Apesar de literariamente pouco conhecido do público brasileiro, na sua Inglaterra natal Hardy figura entre os clássicos. Suas obras são referências a se cuidar e seus personagens são modelares à moral e aos bons costumes. Dentre seus feitos, e provavelmente uma das maiores causas do potencial adaptativo que ainda hoje apresenta, está a engenhosa construção narrativa, articulada de modo a transmitir duríssimas lições ao seu desavisado leitor; lições que o autor habilmente tece a partir dos infortúnios de seus malogrados protagonistas; lições impossíveis de ignorar.
A mais notória dessas adaptações data de 1979 e foi realizada pelo franco-polonês Roman Polanski. Tess, cuja personagem-título é delicadamente interpretada por Nastassja Kinski, conta a história de uma boa moça, de bom coração, afeita a contar verdades, que sofrerá toda impiedade da sociedade...
Igualmente destacada é a adaptação de Judas, O Obscuro, cujo título em português virou Paixão Proibida, de 1996, com Christopher Eccleston e Kate Winslet no elenco.
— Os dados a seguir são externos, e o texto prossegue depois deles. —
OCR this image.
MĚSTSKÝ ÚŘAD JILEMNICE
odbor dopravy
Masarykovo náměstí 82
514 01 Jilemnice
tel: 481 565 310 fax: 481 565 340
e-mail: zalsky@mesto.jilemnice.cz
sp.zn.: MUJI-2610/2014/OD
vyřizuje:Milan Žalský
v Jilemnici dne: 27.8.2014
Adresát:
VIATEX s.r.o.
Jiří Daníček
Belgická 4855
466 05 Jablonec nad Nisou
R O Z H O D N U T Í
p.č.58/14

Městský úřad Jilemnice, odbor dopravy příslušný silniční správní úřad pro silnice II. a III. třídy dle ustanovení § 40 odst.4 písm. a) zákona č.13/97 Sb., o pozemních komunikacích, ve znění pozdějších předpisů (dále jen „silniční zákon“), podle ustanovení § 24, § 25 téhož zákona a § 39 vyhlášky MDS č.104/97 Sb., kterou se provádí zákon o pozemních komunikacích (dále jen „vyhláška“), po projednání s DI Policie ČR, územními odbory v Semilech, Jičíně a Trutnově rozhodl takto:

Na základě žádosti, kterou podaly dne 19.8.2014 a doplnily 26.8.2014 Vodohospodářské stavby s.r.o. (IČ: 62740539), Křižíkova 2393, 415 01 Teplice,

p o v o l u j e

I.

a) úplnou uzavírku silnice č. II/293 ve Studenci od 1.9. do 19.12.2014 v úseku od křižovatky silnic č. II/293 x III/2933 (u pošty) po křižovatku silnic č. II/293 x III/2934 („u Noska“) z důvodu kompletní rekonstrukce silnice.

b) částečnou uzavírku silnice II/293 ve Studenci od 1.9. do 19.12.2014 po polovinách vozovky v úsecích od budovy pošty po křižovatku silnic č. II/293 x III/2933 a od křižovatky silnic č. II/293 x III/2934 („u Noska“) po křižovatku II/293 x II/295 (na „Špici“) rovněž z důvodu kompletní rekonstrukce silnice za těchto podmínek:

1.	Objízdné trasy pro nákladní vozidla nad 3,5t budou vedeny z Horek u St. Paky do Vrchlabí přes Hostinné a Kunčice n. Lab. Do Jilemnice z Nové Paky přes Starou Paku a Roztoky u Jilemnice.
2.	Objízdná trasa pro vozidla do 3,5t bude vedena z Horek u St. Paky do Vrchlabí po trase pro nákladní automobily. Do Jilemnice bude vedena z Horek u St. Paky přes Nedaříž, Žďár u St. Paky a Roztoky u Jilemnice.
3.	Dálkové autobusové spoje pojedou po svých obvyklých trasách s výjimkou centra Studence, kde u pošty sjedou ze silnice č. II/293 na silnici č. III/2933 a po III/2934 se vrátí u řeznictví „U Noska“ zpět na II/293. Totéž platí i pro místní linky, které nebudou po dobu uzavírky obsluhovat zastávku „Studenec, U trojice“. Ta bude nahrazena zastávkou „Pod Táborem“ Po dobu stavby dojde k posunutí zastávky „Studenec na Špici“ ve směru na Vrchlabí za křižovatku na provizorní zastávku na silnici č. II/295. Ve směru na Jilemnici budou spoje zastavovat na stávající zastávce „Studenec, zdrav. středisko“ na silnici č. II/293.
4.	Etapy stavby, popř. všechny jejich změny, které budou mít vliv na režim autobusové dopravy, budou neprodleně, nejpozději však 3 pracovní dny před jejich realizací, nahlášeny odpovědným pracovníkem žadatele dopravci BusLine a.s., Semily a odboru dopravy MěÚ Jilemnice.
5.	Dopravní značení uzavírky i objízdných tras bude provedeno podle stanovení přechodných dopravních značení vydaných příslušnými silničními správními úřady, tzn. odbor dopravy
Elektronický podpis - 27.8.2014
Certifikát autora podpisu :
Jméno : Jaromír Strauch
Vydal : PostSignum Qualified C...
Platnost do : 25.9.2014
Judas conta a história de um bom moço, de bom coração, afeito a contar verdades, que sofrerá toda impiedade da sociedade...
Não gratuitamente, Thomas Hardy vale-se dessa prosaica fórmula a fim de lançar um alerta, a fim de poupar seus semelhantes de caminho análogo - nesse sentido, toda sua obra soa como um retumbante recado ao desavisado.
Outros importantes livros do autor, adaptados à sétima arte, foram O Retorno de um Nativo, de 1994, primeiramente lançado como série televisiva, que alçou as crreiras de Catherine Zeta-Jones e Clive Owen; e, finalmente, Riqueza Perdida, de 2000, que se desenvolve em torno da corrida do ouro e que funciona quase como um faroeste, embora seu eixo central continue sendo o drama humano.
Não são obras fáceis - nem os filmes e menos ainda os livros. Mas que ensinam muito sobre o alto preço a se pagar neste mundo pela ingenuidade.